At lunch time, my mother would say a silent prayer and set aside a portion to be fed to the cows. If a hungry man came to the door at mealtime, he was fed and given a few coins. On Mondays, the women of the house would fast and do a special puja, after which there would be prasadam and a special meal. We children watched and emulated.

The festival of Dusshera meant an annual visit to the Ramlila grounds in Old Delhi where a gigantic effigy of the ten-headed Ravana, filled with dynamite, stood ready for a fiery end. As the demon king disappeared in orange flames, we saw first-hand the triumph of good over evil. Another highlight was the Ramlila performances. We sat in the front row, mesmerized by battles and golden deer and flying monkeys. Hoodwinked by their adventure and humor, we assimilated important ethical truths – every son should be as dutiful as Sri Rama, every wife as loyal as Sita and every brother as devoted as Lakshmana – and glimpsed Utopia.
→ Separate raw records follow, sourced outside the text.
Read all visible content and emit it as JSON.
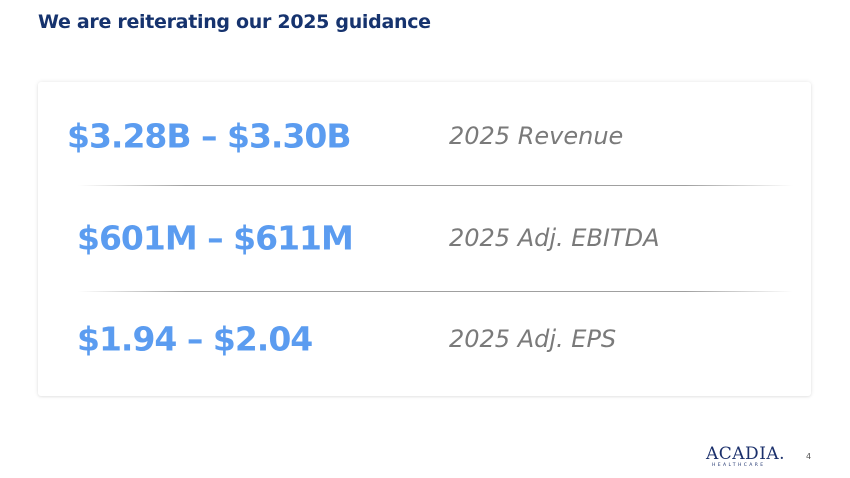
{
  "title": "We are reiterating our 2025 guidance",
  "guidance": [
    {
      "value": "$3.28B – $3.30B",
      "label": "2025 Revenue"
    },
    {
      "value": "$601M – $611M",
      "label": "2025 Adj. EBITDA"
    },
    {
      "value": "$1.94 – $2.04",
      "label": "2025 Adj. EPS"
    }
  ],
  "logo": {
    "name": "ACADIA.",
    "subtitle": "HEALTHCARE"
  },
  "page_number": "4",
  "colors": {
    "title": "#16336e",
    "value": "#5b9cf0",
    "label": "#7a7a7a",
    "logo": "#1a2f6b"
  }
}
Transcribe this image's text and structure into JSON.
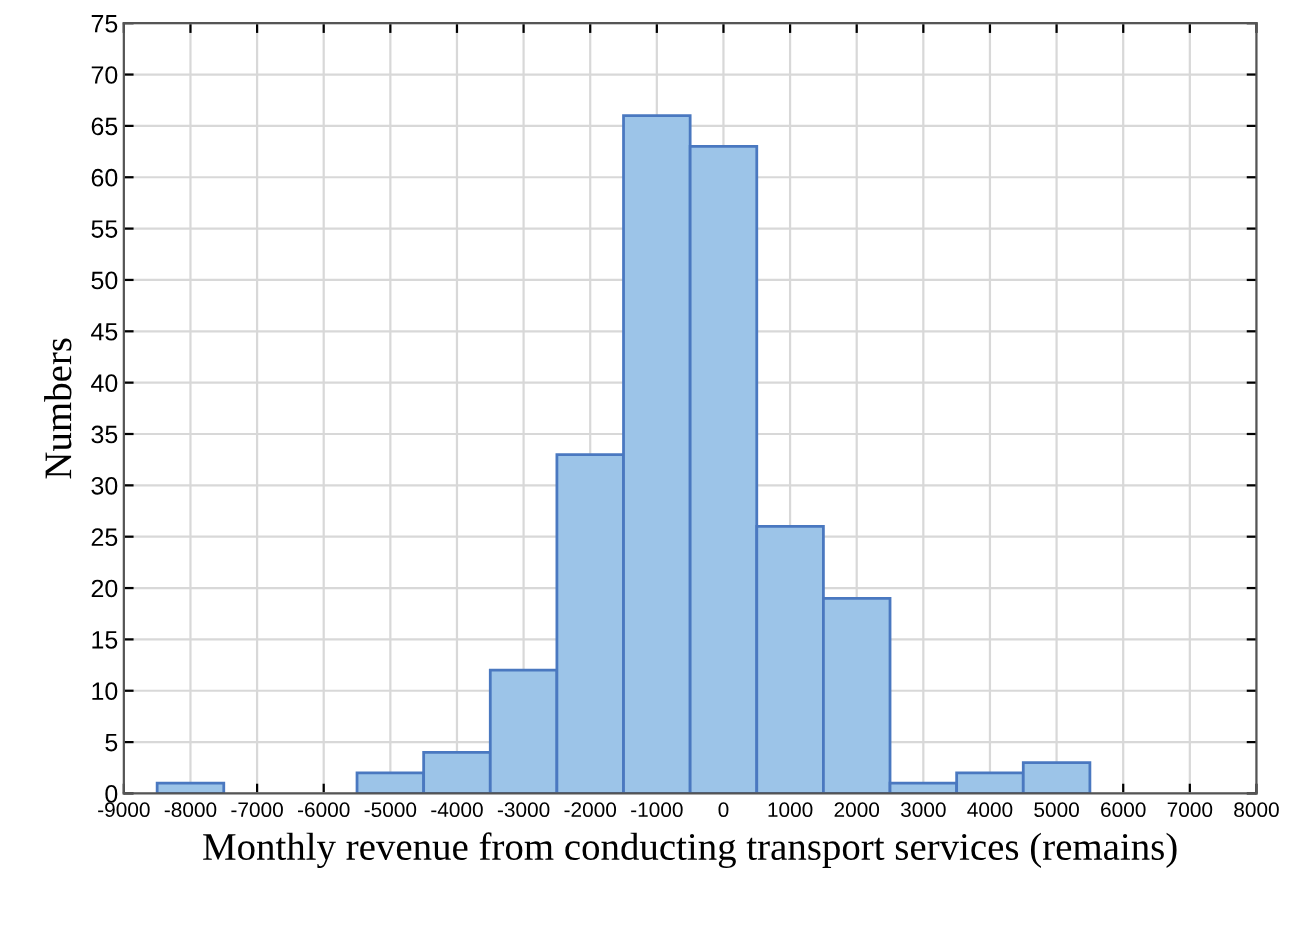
{
  "chart_data": {
    "type": "histogram",
    "xlabel": "Monthly revenue from conducting transport services (remains)",
    "ylabel": "Numbers",
    "bins": [
      -8500,
      -7500,
      -6500,
      -5500,
      -4500,
      -3500,
      -2500,
      -1500,
      -500,
      500,
      1500,
      2500,
      3500,
      4500,
      5500
    ],
    "values": [
      1,
      0,
      0,
      2,
      4,
      12,
      33,
      66,
      63,
      26,
      19,
      1,
      2,
      3
    ],
    "color": "#9cc4e8",
    "xlim": [
      -9000,
      8000
    ],
    "ylim": [
      0,
      75
    ],
    "xticks": [
      -9000,
      -8000,
      -7000,
      -6000,
      -5000,
      -4000,
      -3000,
      -2000,
      -1000,
      0,
      1000,
      2000,
      3000,
      4000,
      5000,
      6000,
      7000,
      8000
    ],
    "yticks": [
      0,
      5,
      10,
      15,
      20,
      25,
      30,
      35,
      40,
      45,
      50,
      55,
      60,
      65,
      70,
      75
    ],
    "grid": true
  }
}
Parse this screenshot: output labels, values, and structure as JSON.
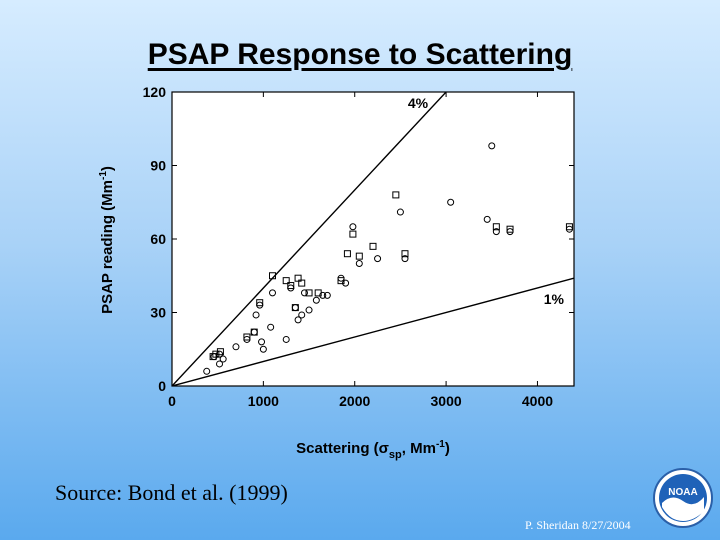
{
  "slide": {
    "title": "PSAP Response to Scattering",
    "source": "Source: Bond et al. (1999)",
    "credit": "P. Sheridan  8/27/2004",
    "logo_text": "NOAA"
  },
  "chart_data": {
    "type": "scatter",
    "xlabel": "Scattering (σsp, Mm⁻¹)",
    "ylabel": "PSAP reading (Mm⁻¹)",
    "xlim": [
      0,
      4400
    ],
    "ylim": [
      0,
      120
    ],
    "xticks": [
      0,
      1000,
      2000,
      3000,
      4000
    ],
    "yticks": [
      0,
      30,
      60,
      90,
      120
    ],
    "reference_lines": [
      {
        "label": "4%",
        "slope": 0.04
      },
      {
        "label": "1%",
        "slope": 0.01
      }
    ],
    "series": [
      {
        "marker": "circle",
        "x": [
          380,
          460,
          520,
          560,
          520,
          700,
          820,
          900,
          920,
          960,
          980,
          1000,
          1080,
          1100,
          1250,
          1300,
          1350,
          1380,
          1420,
          1450,
          1500,
          1580,
          1650,
          1700,
          1850,
          1900,
          1980,
          2050,
          2250,
          2500,
          2550,
          3050,
          3450,
          3500,
          3550,
          3700,
          4350
        ],
        "y": [
          6,
          12,
          9,
          11,
          13,
          16,
          19,
          22,
          29,
          33,
          18,
          15,
          24,
          38,
          19,
          40,
          32,
          27,
          29,
          38,
          31,
          35,
          37,
          37,
          44,
          42,
          65,
          50,
          52,
          71,
          52,
          75,
          68,
          98,
          63,
          63,
          64
        ]
      },
      {
        "marker": "square",
        "x": [
          450,
          480,
          530,
          820,
          900,
          960,
          1100,
          1250,
          1300,
          1350,
          1380,
          1420,
          1500,
          1600,
          1850,
          1920,
          1980,
          2050,
          2200,
          2450,
          2550,
          3550,
          3700,
          4350
        ],
        "y": [
          12,
          13,
          14,
          20,
          22,
          34,
          45,
          43,
          41,
          32,
          44,
          42,
          38,
          38,
          43,
          54,
          62,
          53,
          57,
          78,
          54,
          65,
          64,
          65
        ]
      }
    ]
  }
}
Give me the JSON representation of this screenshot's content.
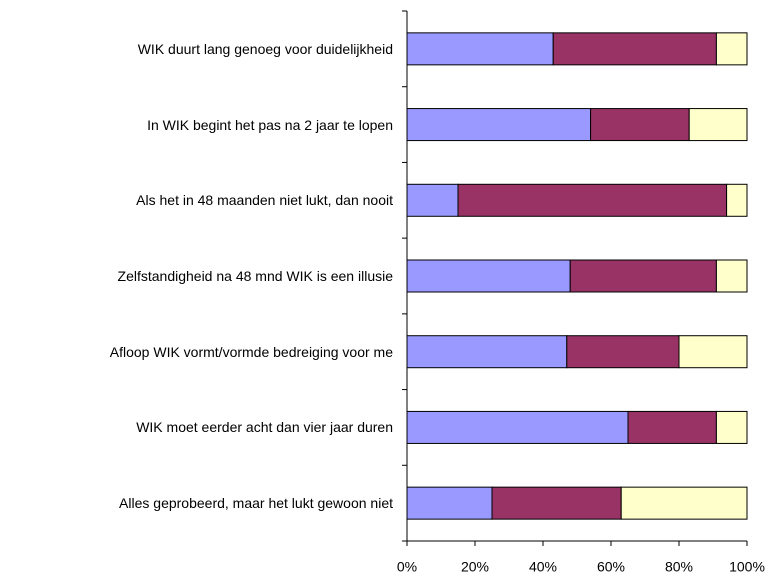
{
  "chart_data": {
    "type": "stacked_bar_horizontal",
    "categories": [
      "WIK duurt lang genoeg voor duidelijkheid",
      "In WIK begint het pas na 2 jaar te lopen",
      "Als het in 48 maanden niet lukt, dan nooit",
      "Zelfstandigheid na 48 mnd WIK is een illusie",
      "Afloop WIK vormt/vormde bedreiging voor me",
      "WIK moet eerder acht dan vier jaar duren",
      "Alles geprobeerd, maar het lukt gewoon niet"
    ],
    "series": [
      {
        "color": "#9999ff",
        "values": [
          43,
          54,
          15,
          48,
          47,
          65,
          25
        ]
      },
      {
        "color": "#993366",
        "values": [
          48,
          29,
          79,
          43,
          33,
          26,
          38
        ]
      },
      {
        "color": "#ffffcc",
        "values": [
          9,
          17,
          6,
          9,
          20,
          9,
          37
        ]
      }
    ],
    "xlim": [
      0,
      100
    ],
    "xticks": [
      {
        "value": 0,
        "label": "0%"
      },
      {
        "value": 20,
        "label": "20%"
      },
      {
        "value": 40,
        "label": "40%"
      },
      {
        "value": 60,
        "label": "60%"
      },
      {
        "value": 80,
        "label": "80%"
      },
      {
        "value": 100,
        "label": "100%"
      }
    ],
    "grid": false
  }
}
Summer vacations were always intertwined with pilgrimages. Leaving the dust and heat of Delhi behind, our month long stay in the cool hills of Mussoorie ended with stopovers in Mathura, Rishikesh and Haridwar, and a dip in the holy Ganges. Amazingly, those childhood visits to Haridwar with closeness of family are still very much alive. Nothing quite compares with the mangos wrapped in muslin and lowered into the Ganges. Chilled and intoxicatingly sweet, they were eaten after our dip in the Ganges. We would then wander the winding bazaars, purchasing baubles, bangles, maybe a miniature Bhagavad Gita. At eight o'clock, as darkness fell, we, parents and children, would light the divas on the banana leaf floats laden with flower. Then, each saying a special prayer, we would set our floats on the shimmering water. As conch shells sounded, hundreds of flickering floats danced and bobbed on the holy Ganges.

All this I find missing in our life abroad. Here our daily life has become as sanitized of religion as a hospital room. Often religion becomes a chore and we remember God only when we are in pain. But it need not be that way – there are beautiful temples all over the US which can be worked into the vacation scenario or even better, a pilgrimage to India.